Tendría el poder de hacer que pasen las cosas o de evitarlas.

¿Por qué Dios, elegiría una u otra forma?, es un misterio sin resolver ; como dicen los religiosos, misteriosos son los caminos del señor.

Pero debemos recordar que los que sufrimos esas decisiones somos nosotros.

Como también nos habría provisto de la capacidad para defendernos, no me parece mal hacerlo, incluso de él.

También pienso que ya estamos bastante creciditos para juzgar sus actos; ¿que hijo no lo ha hecho con su padre, de una u otra forma?.

¿De que cosa lo podríamos acusar?

¿Y bajo que tipo de código?

Mi propuesta es la siguiente: Bajo el código penal, y te diría que da lo mismo, el de casi cualquier país.

¿Bajo que cargos?

Abandono de persona.

¿A cuantos dejó abandonados, después de accidentes, de enfermedades, en estado de miseria total, torturas y cuantas atrocidades se nos puedan ocurrir?

Niños, mujeres hombres, buenos y malos, gente noble o abogados, a todos, absolutamente a todos.

Crímenes de lesa humanidad (imprescriptibles)

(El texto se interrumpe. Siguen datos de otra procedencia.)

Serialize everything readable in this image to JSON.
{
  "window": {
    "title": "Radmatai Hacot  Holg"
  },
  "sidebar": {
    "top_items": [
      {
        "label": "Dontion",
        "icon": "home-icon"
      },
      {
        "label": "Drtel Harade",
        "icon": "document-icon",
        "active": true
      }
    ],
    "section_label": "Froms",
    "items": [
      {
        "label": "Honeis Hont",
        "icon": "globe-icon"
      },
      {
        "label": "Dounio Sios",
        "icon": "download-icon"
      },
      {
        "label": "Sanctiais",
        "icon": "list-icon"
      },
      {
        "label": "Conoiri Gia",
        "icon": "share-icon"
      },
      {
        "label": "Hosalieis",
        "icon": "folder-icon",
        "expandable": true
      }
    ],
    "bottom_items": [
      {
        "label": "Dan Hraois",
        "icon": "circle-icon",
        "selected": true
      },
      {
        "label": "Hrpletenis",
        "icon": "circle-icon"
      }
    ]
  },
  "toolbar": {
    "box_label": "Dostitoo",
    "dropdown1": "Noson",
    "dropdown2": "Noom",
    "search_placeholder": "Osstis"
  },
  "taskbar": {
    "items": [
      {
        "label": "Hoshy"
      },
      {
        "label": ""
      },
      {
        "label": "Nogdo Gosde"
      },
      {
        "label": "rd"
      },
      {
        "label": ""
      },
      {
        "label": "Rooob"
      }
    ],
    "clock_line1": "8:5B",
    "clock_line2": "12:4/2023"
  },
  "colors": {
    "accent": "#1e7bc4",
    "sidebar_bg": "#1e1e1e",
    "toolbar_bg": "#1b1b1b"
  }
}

Plagas, algunas bien documentadas por sus seguidores inclusive, como las 7 plagas de Egipto, la gripe del chancho, o los peronistas, los Kirchner ; a estos los pongo aparte, porque nadie sabe bien a que clase de desgracia pertenecen.

Y por supuesto las infinitas guerras que hemos padecido.

Todo esto como para empezar.

Con seguridad necesitará un buen abogado, tan bueno, que el abogado del Diablo, no calificaría, no tendría los quilates necesarios.

Porqué en realidad el Diablo siempre tuvo aristas defendibles.

Acepto que testigos por la defensa no faltarían, alguien que ganó el bingo o uno que metió un penal, o uno que salio libre a la semana después de violar y matar ; en fin siempre habrá algún beneficiado por la justicia divina.

Por otra parte, según los textos religiosos, Dios es INMUTABLE, lo que esto significa, es que es inútil rogarle o pedirle cosas, o que las modifique de alguna manera.

Pedírselo a los santos y las vírgenes, sería igualmente inútil, ellos no podrían alterar la voluntad de Dios.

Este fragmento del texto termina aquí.